Healthy Workout Habits for Summer
5 Healthy Habits to Boost Your Summer Workouts
Summer might be the perfect time to get in shape, but there are a few things you need to remember if you’re going to have a successful summertime workout. Exercising is only as good as you make it. Pushing your body to the limit is not always the best route, and taking care of yourself, especially if you exercise outside during the hot summer afternoons, is essential to staying healthy.
Here are five healthy habits that will boost your workout routine this summer.
1. Be Consistent
No workout will be effective unless you do it consistently, and your body will respond best if you give it a routine. Schedule your workout times. Find a time of day that works best for you and stick to it.
It’s ok (and good, in fact) to have multiple workout regimens. If all you do is run for an hour or two every morning, you’ll be working the same muscles and joints day after day. Instead of sticking to one workout, create a week-long program that becomes routine.
If you are a runner, for example, schedule longer runs on Monday, Wednesday, and Friday. On Tuesdays and Thursdays, hit the gym for some cross-training.
It is too strenuous for your body to work out intensely one day only to skip the gym for the next week. A consistent workout will reduce your stress levels and regulate the endorphins that stabilize your mood. An exercise routine will also allow your muscles to adjust to and grow with the strain for optimal results.
2. Listen to Your Body
Your body communicates its needs every day. Hunger, thirst, fatigue, and even pain are all signals telling you what you need to do to take care of yourself. If you learn to listen to your body, you will reduce chance of injury and illness.
Learn to identify good pain and bad pain. If you quit running or lifting weights every time your muscles start to protest, you won’t improve. But if you push through “bad pain,” you run the risk of damaging your muscles or ligaments.
Your body will communicate other important information. If you are overly fatigued, don’t be afraid to take a day off. If you’re thirsty, your body is telling you that it’s already dehydrated.

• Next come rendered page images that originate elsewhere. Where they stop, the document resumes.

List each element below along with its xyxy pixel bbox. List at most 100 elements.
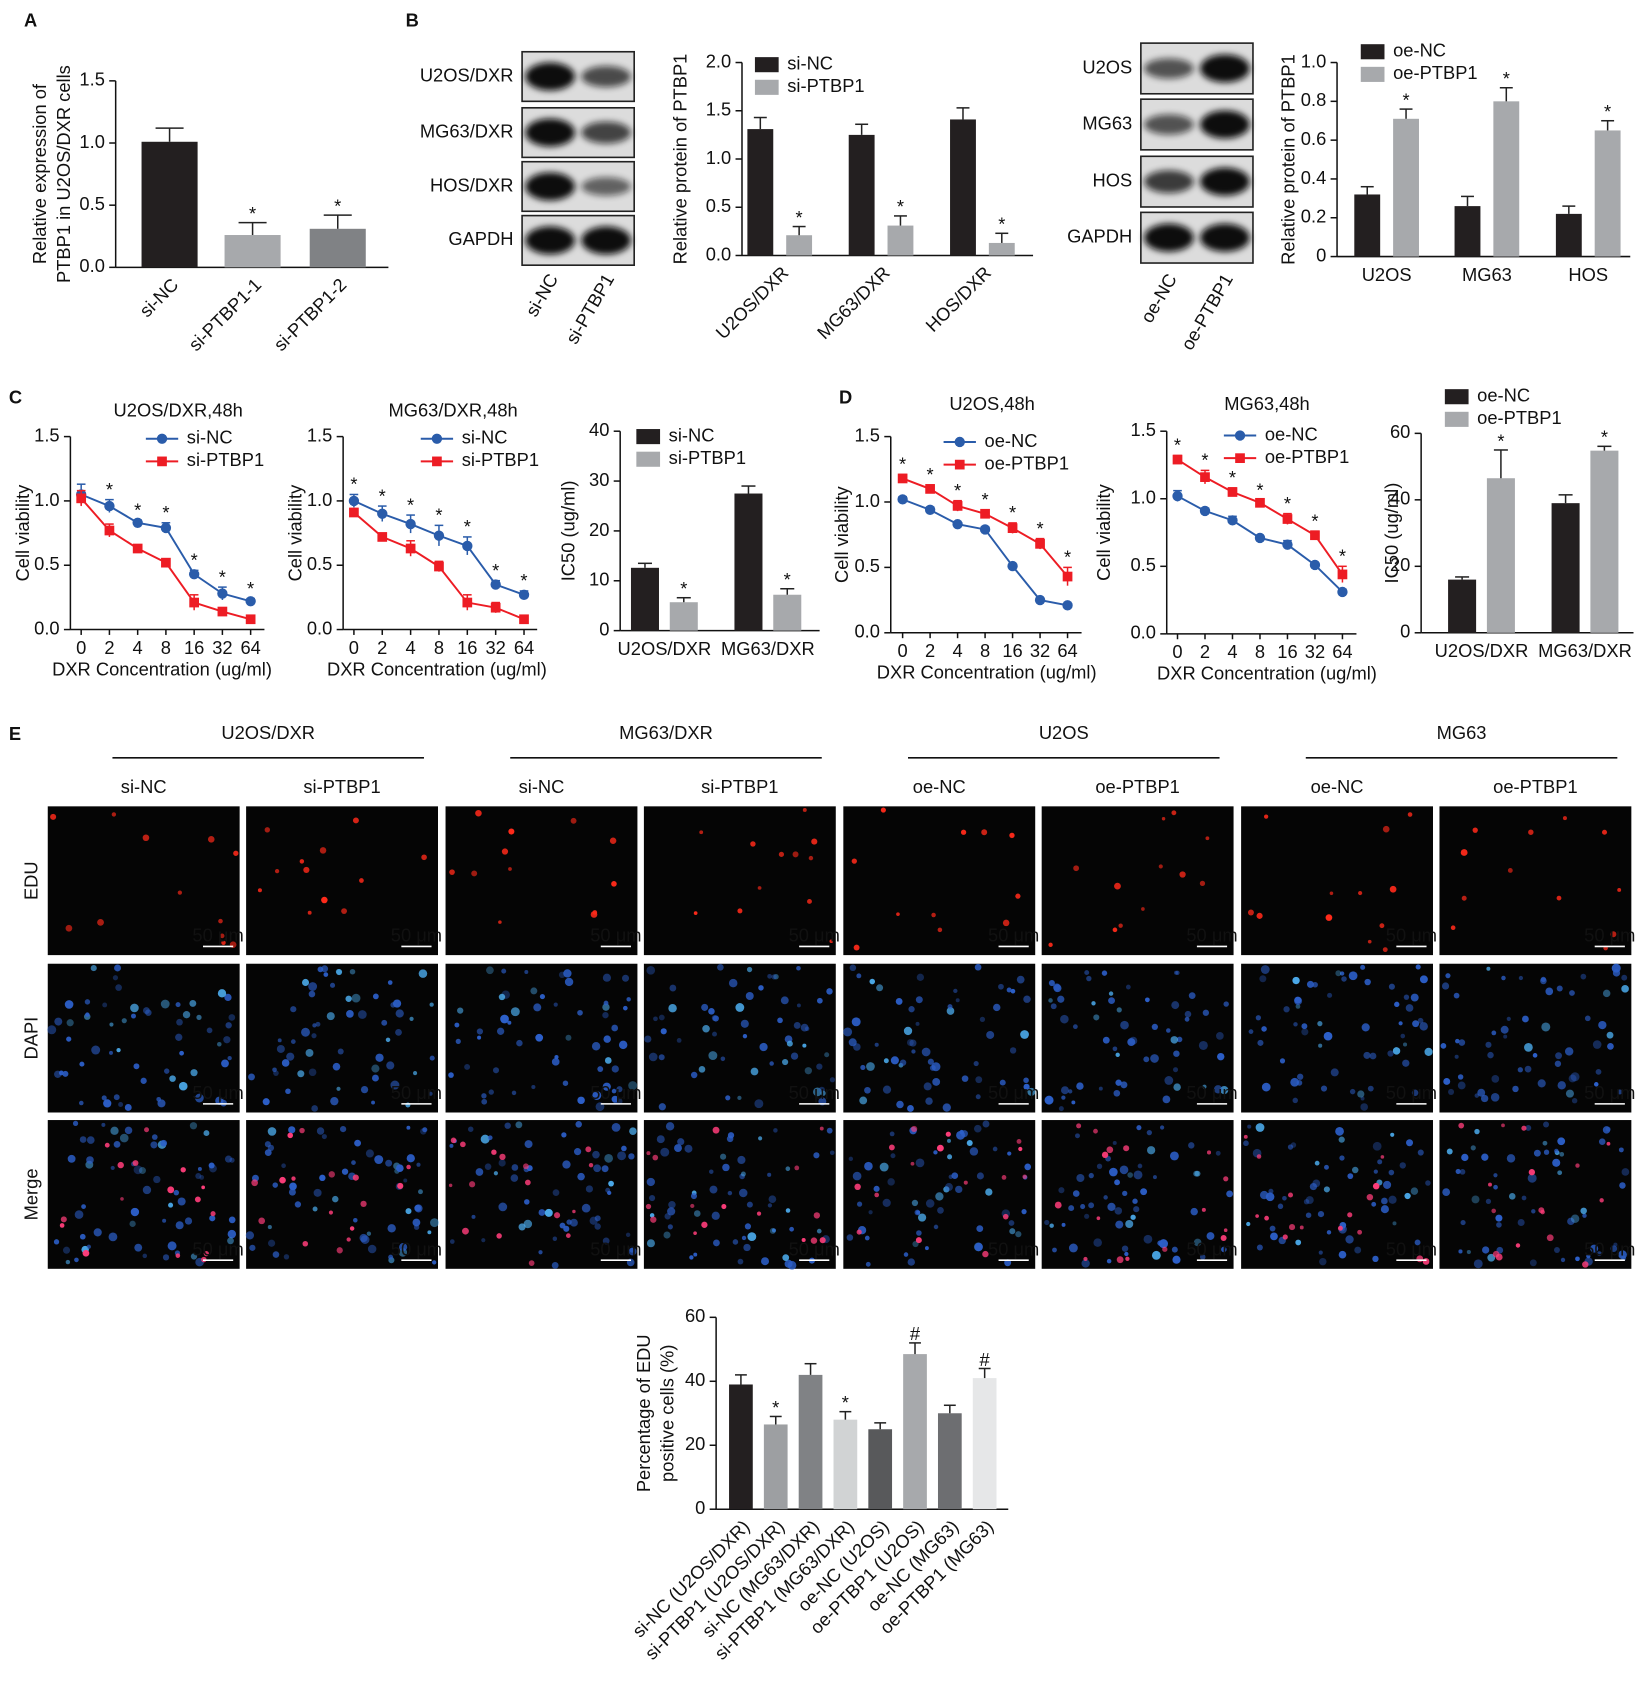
bar (729, 1384, 753, 1510)
y-tick-label: 0.0 (1130, 622, 1155, 643)
cell (1143, 1056, 1150, 1063)
significance-marker: * (492, 560, 499, 581)
cell (824, 1052, 830, 1058)
cell (864, 1235, 870, 1241)
cell (1570, 1072, 1580, 1082)
cell (303, 866, 310, 874)
cell (1061, 1095, 1066, 1100)
cell (133, 1165, 143, 1175)
cell (1540, 977, 1547, 985)
scale-bar-label: 50 μm (1584, 925, 1635, 946)
cell (319, 1174, 326, 1182)
cell (395, 1029, 402, 1036)
cell (1140, 1188, 1148, 1196)
cell (1380, 1205, 1389, 1214)
cell (856, 1229, 862, 1235)
cell (727, 1190, 733, 1196)
cell (646, 1151, 651, 1156)
x-tick-label: 64 (1332, 641, 1352, 662)
cell (1586, 1254, 1591, 1259)
cell (1048, 998, 1053, 1003)
cell (740, 1171, 746, 1177)
cell (207, 836, 215, 843)
cell (1255, 1214, 1259, 1218)
cell (946, 1007, 955, 1015)
y-tick-label: 10 (589, 569, 609, 590)
cell (487, 1135, 493, 1141)
cell (267, 1225, 272, 1230)
cell (412, 1218, 421, 1227)
scale-bar-label: 50 μm (1386, 1238, 1437, 1259)
cell (228, 1216, 236, 1224)
cell (937, 927, 943, 933)
cell (1115, 1052, 1120, 1058)
y-axis-label: Cell viability (831, 486, 852, 584)
cell (81, 1204, 86, 1209)
cell (1044, 1219, 1050, 1226)
cell (1098, 1086, 1103, 1091)
cell (524, 1140, 533, 1149)
cell (496, 1027, 505, 1035)
cell (690, 1203, 695, 1209)
cell (1458, 1249, 1463, 1254)
cell (1176, 1036, 1183, 1043)
cell (720, 1056, 726, 1062)
cell (104, 1142, 110, 1148)
significance-marker: * (520, 570, 527, 591)
cell (319, 847, 327, 854)
cell (118, 1102, 124, 1108)
cell (62, 1070, 69, 1077)
cell (816, 1063, 823, 1070)
point (161, 557, 171, 568)
cell (1297, 1073, 1304, 1080)
cell (1360, 964, 1366, 970)
cell (1361, 1023, 1370, 1032)
blot-row-label: MG63/DXR (420, 120, 514, 141)
cell (390, 1002, 396, 1008)
cell (711, 1211, 720, 1220)
cell (1146, 1129, 1152, 1136)
cell (144, 1127, 150, 1133)
cell (1335, 1126, 1344, 1136)
cell (206, 1027, 213, 1034)
y-tick-label: 0 (1400, 621, 1410, 642)
cell (1072, 1024, 1078, 1030)
y-axis-label: positive cells (%) (657, 1345, 678, 1482)
cell (1108, 997, 1115, 1005)
cell (593, 1164, 602, 1173)
cell (1004, 1259, 1012, 1267)
cell (1243, 1140, 1249, 1147)
cell (523, 1163, 529, 1170)
cell (475, 1168, 484, 1176)
cell (726, 1135, 734, 1143)
cell (1283, 1006, 1290, 1013)
cell (948, 1174, 953, 1179)
cell (1093, 1014, 1100, 1021)
cell (184, 1217, 193, 1225)
cell (528, 1260, 535, 1266)
cell (1125, 1219, 1134, 1228)
row-label: EDU (21, 861, 42, 900)
cell (1159, 1125, 1165, 1130)
cell (1260, 965, 1270, 974)
cell (375, 1053, 384, 1062)
blot-row-label: U2OS/DXR (420, 64, 514, 85)
scale-bar-label: 50 μm (590, 1238, 641, 1259)
cell (196, 1014, 202, 1020)
cell (915, 1021, 920, 1026)
cell (1184, 1016, 1190, 1022)
point (490, 579, 501, 590)
significance-marker: * (162, 502, 169, 523)
cell (1607, 1042, 1614, 1050)
cell (712, 1126, 720, 1134)
cell (1554, 1247, 1560, 1253)
cell (328, 1210, 334, 1215)
cell (1151, 1250, 1161, 1260)
cell (853, 944, 860, 951)
scale-bar-label: 50 μm (1584, 1082, 1635, 1103)
cell (882, 1198, 891, 1207)
legend-swatch (754, 57, 779, 73)
cell (248, 1073, 255, 1081)
point (433, 530, 445, 541)
cell (921, 1047, 931, 1057)
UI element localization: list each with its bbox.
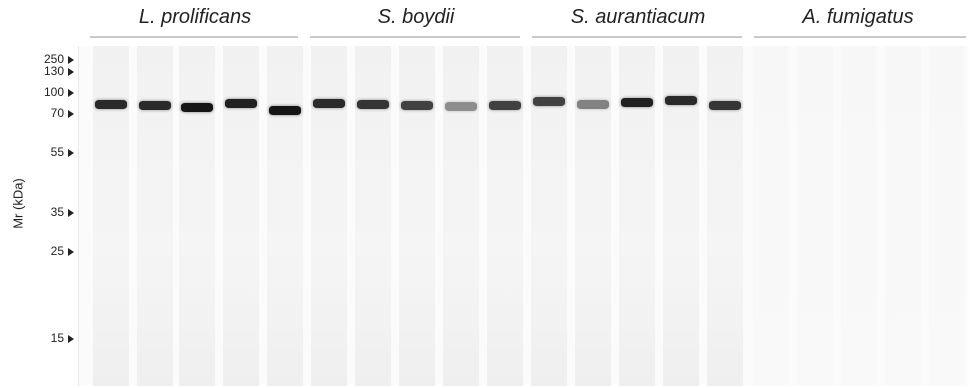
protein-band xyxy=(181,103,213,112)
marker-arrow-icon xyxy=(68,148,74,157)
marker-label: 250 xyxy=(43,52,64,66)
protein-band xyxy=(139,101,171,110)
lane xyxy=(929,46,965,386)
marker-arrow-icon xyxy=(68,208,74,217)
marker-15: 15 xyxy=(0,331,74,345)
group-line-l-prolificans xyxy=(90,36,298,38)
protein-band xyxy=(95,100,127,109)
lane xyxy=(487,46,523,386)
protein-band xyxy=(357,100,389,109)
lane xyxy=(355,46,391,386)
marker-label: 100 xyxy=(43,85,64,99)
group-label-s-aurantiacum: S. aurantiacum xyxy=(570,6,706,28)
lane xyxy=(707,46,743,386)
marker-arrow-icon xyxy=(68,109,74,118)
group-line-s-boydii xyxy=(310,36,520,38)
marker-label: 25 xyxy=(50,244,64,258)
group-label-a-fumigatus: A. fumigatus xyxy=(802,6,914,28)
protein-band xyxy=(269,106,301,115)
marker-label: 35 xyxy=(50,205,64,219)
group-line-s-aurantiacum xyxy=(532,36,742,38)
marker-25: 25 xyxy=(0,244,74,258)
marker-250: 250 xyxy=(0,52,74,66)
protein-band xyxy=(489,101,521,110)
lane xyxy=(663,46,699,386)
protein-band xyxy=(313,99,345,108)
marker-35: 35 xyxy=(0,205,74,219)
marker-arrow-icon xyxy=(68,334,74,343)
lane xyxy=(443,46,479,386)
lane xyxy=(797,46,833,386)
lane xyxy=(137,46,173,386)
protein-band xyxy=(577,100,609,109)
marker-70: 70 xyxy=(0,106,74,120)
group-label-l-prolificans: L. prolificans xyxy=(138,6,252,28)
lane xyxy=(885,46,921,386)
lane xyxy=(223,46,259,386)
lane xyxy=(399,46,435,386)
marker-arrow-icon xyxy=(68,55,74,64)
lane xyxy=(93,46,129,386)
protein-band xyxy=(665,96,697,105)
marker-arrow-icon xyxy=(68,67,74,76)
group-label-s-boydii: S. boydii xyxy=(377,6,455,28)
protein-band xyxy=(225,99,257,108)
lane xyxy=(531,46,567,386)
marker-arrow-icon xyxy=(68,247,74,256)
marker-label: 130 xyxy=(43,64,64,78)
marker-130: 130 xyxy=(0,64,74,78)
protein-band xyxy=(621,98,653,107)
protein-band xyxy=(709,101,741,110)
marker-label: 15 xyxy=(50,331,64,345)
lane xyxy=(575,46,611,386)
lane xyxy=(753,46,789,386)
lane xyxy=(841,46,877,386)
group-line-a-fumigatus xyxy=(754,36,966,38)
lane xyxy=(179,46,215,386)
lane xyxy=(619,46,655,386)
y-axis-label: Mr (kDa) xyxy=(10,178,26,229)
lane xyxy=(311,46,347,386)
protein-band xyxy=(401,101,433,110)
marker-55: 55 xyxy=(0,145,74,159)
marker-label: 55 xyxy=(50,145,64,159)
protein-band xyxy=(445,102,477,111)
marker-arrow-icon xyxy=(68,88,74,97)
lane xyxy=(267,46,303,386)
western-blot-image xyxy=(78,46,969,386)
protein-band xyxy=(533,97,565,106)
marker-100: 100 xyxy=(0,85,74,99)
marker-label: 70 xyxy=(50,106,64,120)
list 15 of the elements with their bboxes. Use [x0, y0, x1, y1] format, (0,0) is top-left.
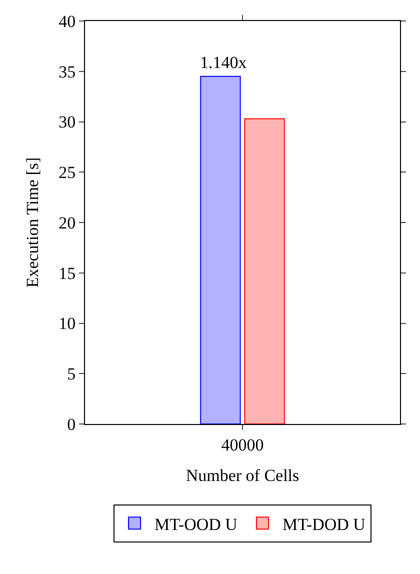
- x-axis-title: Number of Cells: [186, 466, 300, 485]
- y-tick-label: 15: [58, 264, 76, 283]
- y-tick-label: 0: [67, 414, 76, 434]
- y-tick-label: 30: [58, 112, 76, 132]
- annotation: 1.140x: [200, 53, 248, 72]
- legend-label: MT-OOD U: [154, 514, 238, 534]
- y-axis-title: Execution Time [s]: [23, 157, 42, 288]
- y-tick-label: 5: [67, 364, 76, 384]
- legend-label: MT-DOD U: [282, 514, 366, 534]
- y-tick-label: 20: [58, 213, 76, 232]
- y-tick-label: 10: [58, 314, 76, 334]
- y-tick-label: 35: [58, 62, 76, 82]
- y-tick-label: 40: [58, 12, 76, 31]
- x-tick-label: 40000: [221, 435, 264, 454]
- y-tick-label: 25: [58, 163, 76, 182]
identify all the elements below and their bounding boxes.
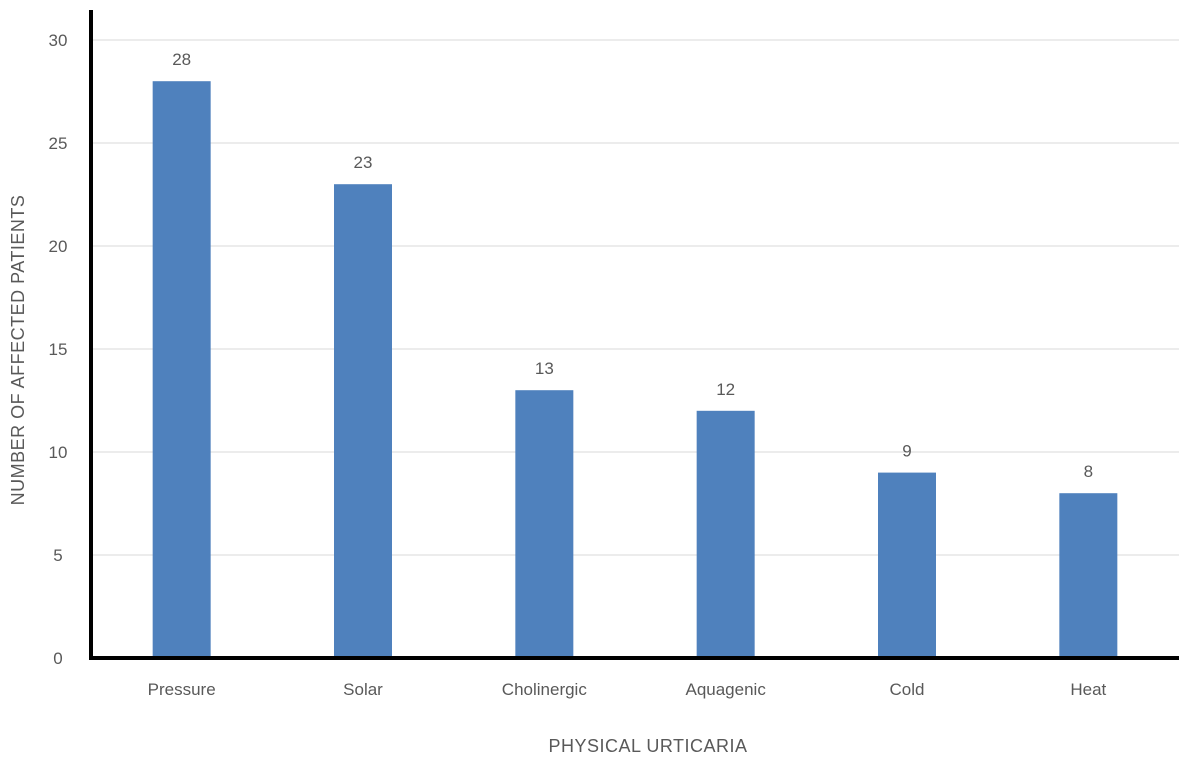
y-tick-label: 15 <box>49 340 68 359</box>
y-tick-label: 30 <box>49 31 68 50</box>
data-label: 9 <box>902 442 911 461</box>
y-tick-label: 10 <box>49 443 68 462</box>
y-tick-label: 25 <box>49 134 68 153</box>
x-category-labels: Pressure Solar Cholinergic Aquagenic Cold Hea… <box>148 680 1107 699</box>
x-category-label: Aquagenic <box>685 680 766 699</box>
data-labels: 28 23 13 12 9 8 <box>172 50 1093 481</box>
y-tick-labels: 0 5 10 15 20 25 30 <box>49 31 68 668</box>
data-label: 23 <box>354 153 373 172</box>
data-label: 8 <box>1084 462 1093 481</box>
y-axis-title: NUMBER OF AFFECTED PATIENTS <box>8 195 28 506</box>
gridlines <box>91 39 1179 556</box>
y-tick-label: 20 <box>49 237 68 256</box>
bar-cold <box>878 472 936 658</box>
y-tick-label: 5 <box>53 546 62 565</box>
data-label: 13 <box>535 359 554 378</box>
y-tick-label: 0 <box>53 649 62 668</box>
x-category-label: Cold <box>890 680 925 699</box>
bar-pressure <box>152 81 211 658</box>
x-category-label: Solar <box>343 680 383 699</box>
x-axis-title: PHYSICAL URTICARIA <box>548 736 747 756</box>
bar-solar <box>334 184 392 658</box>
x-category-label: Pressure <box>148 680 216 699</box>
bars <box>152 81 1118 658</box>
x-category-label: Heat <box>1070 680 1106 699</box>
bar-cholinergic <box>515 390 574 658</box>
bar-aquagenic <box>696 410 755 658</box>
data-label: 28 <box>172 50 191 69</box>
axes <box>89 10 1179 660</box>
x-category-label: Cholinergic <box>502 680 588 699</box>
bar-heat <box>1059 493 1118 658</box>
data-label: 12 <box>716 380 735 399</box>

Every body works differently, so don’t compare your routines to others’—focus instead on how your body works best. Know and work within your limitations.
3. Snack Well
Everyone knows that a good diet is essential to a successful exercise program. But instead of focusing on what power foods to eat and how to stick to a diet, it might be more helpful to focus on how you’re snacking instead. Most people can remember to eat three balanced meals every day, but it’s all of the “in between” eating that ruins people’s healthy habits.
If you like to eat five smaller meals a day instead of the traditional three, you’ve probably already kicked your snacking habits. If you’re like the majority of the population, however, you eat three larger meals a day and little snacks in between.
So, what are you snacking on? You know the drill: avoid processed sugars, straight carbs, and other snacks you know are unhealthy, especially right before a workout. Instead, try some of these snacks for some long-lasting energy.
- Bananas or other fruit
- Fruit smoothies
- Energy bars
- Carrot sticks or other vegetables
Your snacks don’t have to be boring, but keep them fresh, natural, and healthy; take advantage of summer fruits and fresh garden vegetables while they last. Indulge in a sugary treat on the weekends, but don’t make it a part of your daily diet.
Almost 2/3 of our bodies are made of water. Every time you exercise (especially out in the summer heat), you lose some of that water. Even if you’re exercising in the early morning or cool evening hours (recommended to keep your body temperature down and hydration levels up), your body will need plenty of water to function properly.
Experts agree on one thing when it comes to how much water adults should drink: that Americans don’t drink enough. Here is one basic rule of thumb:
- Drink half your weight in ounces daily (ex: a 150lb person would drink 75oz)
For intense workouts or long-distance runs, drink fluids with added electrolytes. Bring a water bottle with you to the gym, and make sure you drink before, during, and after your workout.
After a strenuous workout, it’s important to give your body time to recover. If you don’t rest, you will be more susceptible to soreness, trouble sleeping, and a decrease in performance. Rest needs to be part of your daily routine as well as part of your exercise plan—build in one rest day per week, and take time to recover after every workout.
After a workout, cool down with a low-intensity activity.
Here are a few ways to get your body ready for tomorrow’s workout:
- Get a good night’s sleep. Skimping on sleep will increase your stress levels, drain your energy, and keep your muscles wound tight.
- Ask a loved one to give you a massage. Or, if it’s in the budget, schedule periodic appointments with a massage therapist for a full-body treatment.
- Spend time in a sauna, steam room, or hot tub. Heat will relax your muscles and increase flexibility and blood circulation.
- Again, make sure you stretch well after every workout to reduce soreness, cramping, and potential injury.
Whether you’re a runner or a gym enthusiast, take care of yourself this summer. Keep your exercise routine healthy and safe while you take advantage of the beautiful weather, and most importantly, enjoy yourself!